Kakashi s'arrêta sur une branche un peu plus épaisse et elle fit halte non loin de lui. Il indiqua le sol en face. Là était une réunion d'une dizaine de bandits, agglutinés au tour d'un feu. C'était leur mission: éliminer le groupe et ne ramener que le chef en vie, pour interrogation. Mission classée B, toute simple en somme. Simple, mais qui finit par dégénérer. La dizaine de bandits s'est avérée être une vingtaine et parmi eux, plusieurs shinobi déserteurs d'un niveau assez élevé. Kakashi et Sakura étaient parvenus à se débarrasser des ninjas et la majorité des criminels, lorsqu'ils tombèrent à court de chakra. Et par un manque de jugeote et d'attention, Sakura fut capturée. Les bandits l'utilisèrent pour obliger Kakashi à se rendre et le capturèrent aussi. Et c'est là que le cauchemar débuta.
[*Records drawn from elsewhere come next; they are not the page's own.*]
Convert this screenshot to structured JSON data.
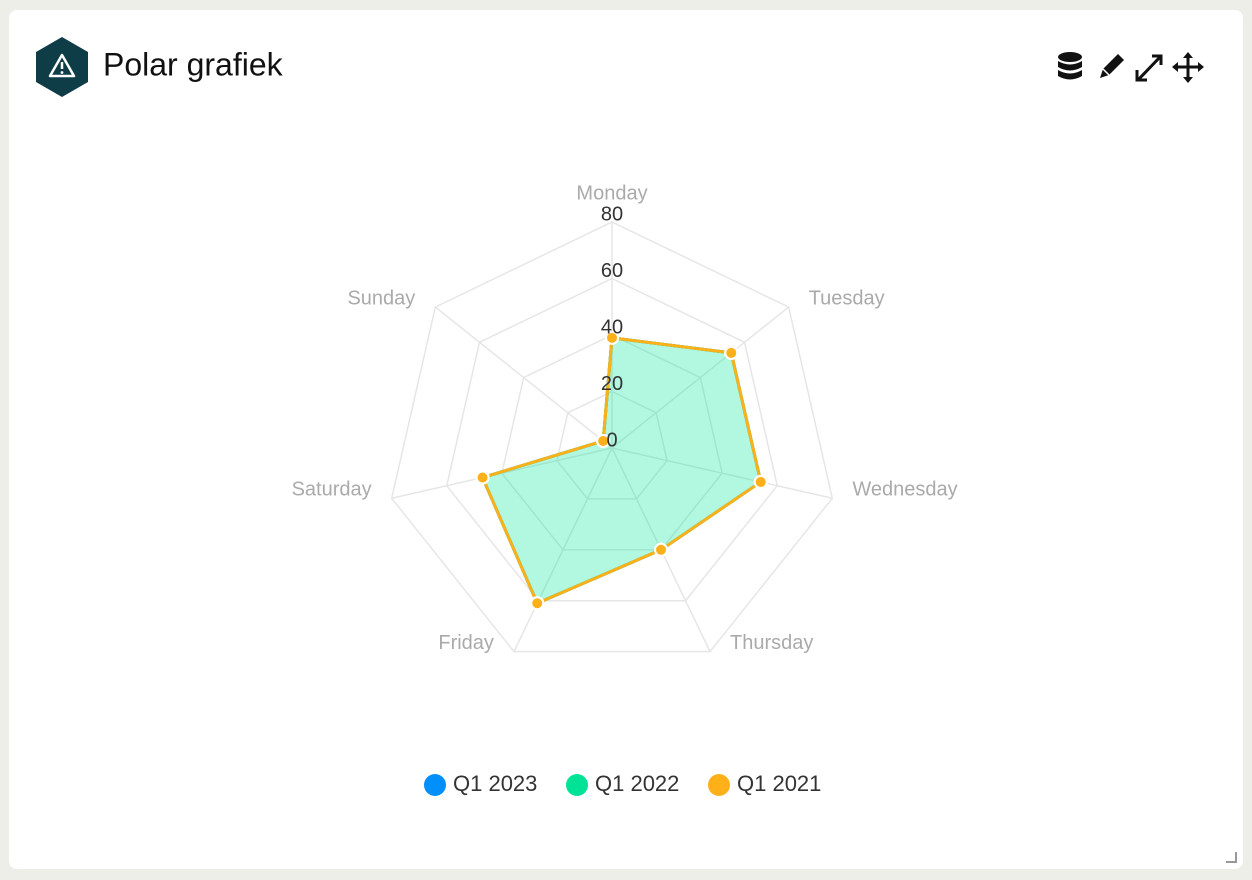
{
  "header": {
    "title": "Polar grafiek"
  },
  "chart_data": {
    "type": "radar",
    "categories": [
      "Monday",
      "Tuesday",
      "Wednesday",
      "Thursday",
      "Friday",
      "Saturday",
      "Sunday"
    ],
    "series": [
      {
        "name": "Q1 2023",
        "color": "#008ffb",
        "area": false,
        "values": [
          39,
          54,
          54,
          40,
          61,
          47,
          4
        ]
      },
      {
        "name": "Q1 2022",
        "color": "#00e396",
        "area": true,
        "values": [
          39,
          54,
          54,
          40,
          61,
          47,
          4
        ]
      },
      {
        "name": "Q1 2021",
        "color": "#feb019",
        "area": false,
        "values": [
          39,
          54,
          54,
          40,
          61,
          47,
          4
        ]
      }
    ],
    "rlim": [
      0,
      80
    ],
    "rticks": [
      0,
      20,
      40,
      60,
      80
    ],
    "grid": true,
    "legend": "bottom"
  }
}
Les hommes, visiblement fiers de leur exploit, décidèrent qu'ils méritaient une récompense. Et quoi de mieux pour une demi-douzaine de bandits qu'une jeune femme fraîchement développée? Attachant un Kakashi épuisé par la sur-utilisation du Sharingan à un des arbres, ils se tournèrent tous vers la kunoichi. Le chef menaça de tuer son Sensei si elle ne se laissait pas faire. Et elle se laissa. Vidée de son chakra, craignant pour la vie de son maître et la sienne, dépourvue de tout esprit combatif et fragile, elle se laissa ravager. Entre les bouts de tissus qui volaient, les larmes et la douleur, elle entre-aperçut une fois le visage de Kakashi, déformé par la haine et la douleur à la vue de ce que son élève subissait. Et lui non plus, ne put réagir. Pas quand il n'avait plus de force, ou en voyant un des bandits constamment tenir un couteau appuyé contre la gorge de la rosette.
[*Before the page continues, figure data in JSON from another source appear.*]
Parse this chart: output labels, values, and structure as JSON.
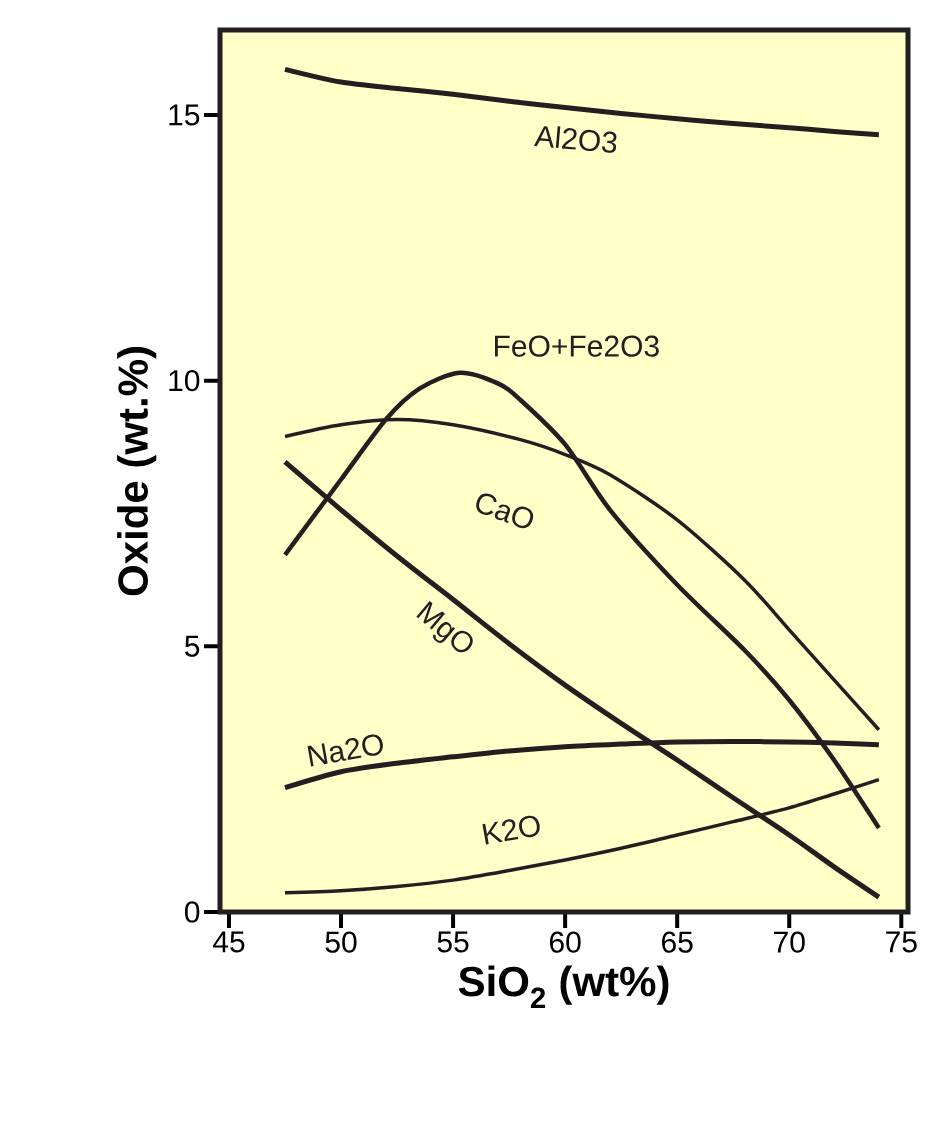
{
  "chart_data": {
    "type": "line",
    "xlabel": "SiO$_{2}$ (wt%)",
    "ylabel": "Oxide (wt.%)",
    "x": [
      47.5,
      50,
      52.5,
      55,
      57.5,
      60,
      62.5,
      65,
      67.5,
      70,
      72,
      74
    ],
    "xlim": [
      44.6,
      75.3
    ],
    "ylim": [
      0,
      16.6
    ],
    "xticks": [
      45,
      50,
      55,
      60,
      65,
      70,
      75
    ],
    "yticks": [
      0,
      5,
      10,
      15
    ],
    "grid": false,
    "legend": false,
    "marker": "none",
    "line_style": "solid",
    "series": [
      {
        "name": "Al2O3",
        "color": "#231f20",
        "values": [
          15.86,
          15.62,
          15.5,
          15.39,
          15.26,
          15.14,
          15.03,
          14.93,
          14.84,
          14.76,
          14.69,
          14.63
        ]
      },
      {
        "name": "FeO+Fe2O3",
        "color": "#231f20",
        "x": [
          47.5,
          50,
          52,
          53.5,
          55.3,
          57,
          58,
          60,
          62,
          65,
          68,
          70,
          72,
          74
        ],
        "values": [
          6.72,
          8.14,
          9.27,
          9.85,
          10.15,
          9.95,
          9.64,
          8.8,
          7.57,
          6.16,
          4.93,
          3.99,
          2.86,
          1.58
        ]
      },
      {
        "name": "CaO",
        "color": "#231f20",
        "x": [
          47.5,
          50,
          52.5,
          55,
          58,
          60,
          62,
          65,
          68,
          70,
          72,
          74
        ],
        "values": [
          8.95,
          9.17,
          9.27,
          9.17,
          8.89,
          8.61,
          8.23,
          7.38,
          6.25,
          5.31,
          4.37,
          3.43
        ]
      },
      {
        "name": "MgO",
        "color": "#231f20",
        "values": [
          8.47,
          7.57,
          6.7,
          5.88,
          5.05,
          4.27,
          3.55,
          2.86,
          2.15,
          1.45,
          0.85,
          0.28
        ]
      },
      {
        "name": "Na2O",
        "color": "#231f20",
        "values": [
          2.34,
          2.64,
          2.8,
          2.92,
          3.03,
          3.11,
          3.16,
          3.2,
          3.21,
          3.2,
          3.18,
          3.15
        ]
      },
      {
        "name": "K2O",
        "color": "#231f20",
        "values": [
          0.36,
          0.4,
          0.48,
          0.6,
          0.78,
          0.98,
          1.2,
          1.45,
          1.7,
          1.96,
          2.22,
          2.49
        ]
      }
    ]
  }
}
Quand ils eurent tous fini avec la jeune femme, ils la laissèrent seule, brisée, recroquevillée sur elle-même au milieu de la clairière. Le chef se dirigea alors vers Kakashi et d'un geste sec, lui trancha la gorge. Sakura regarda, horrifiée, le liquide rouge couler tout le long du torse de Kakashi et se verser sur le sol. Elle vit la dernière lueur de vie quitter l'unique oeil visible de son Sensei. Elle regarda, mais ne put réagir. Elle ne parvint même pas à émettre le moindre son, hurler à toute la forêt la douleur de son coeur brisé. Son innocence volée, ses sentiments piétinés, son existence éclatée. Incapable de ne serait-ce que verser une seule larme pour la perte de son identité. Perte définitive. Un trou béant dans son être qui ne pourra jamais être soigné par qui que ce soit.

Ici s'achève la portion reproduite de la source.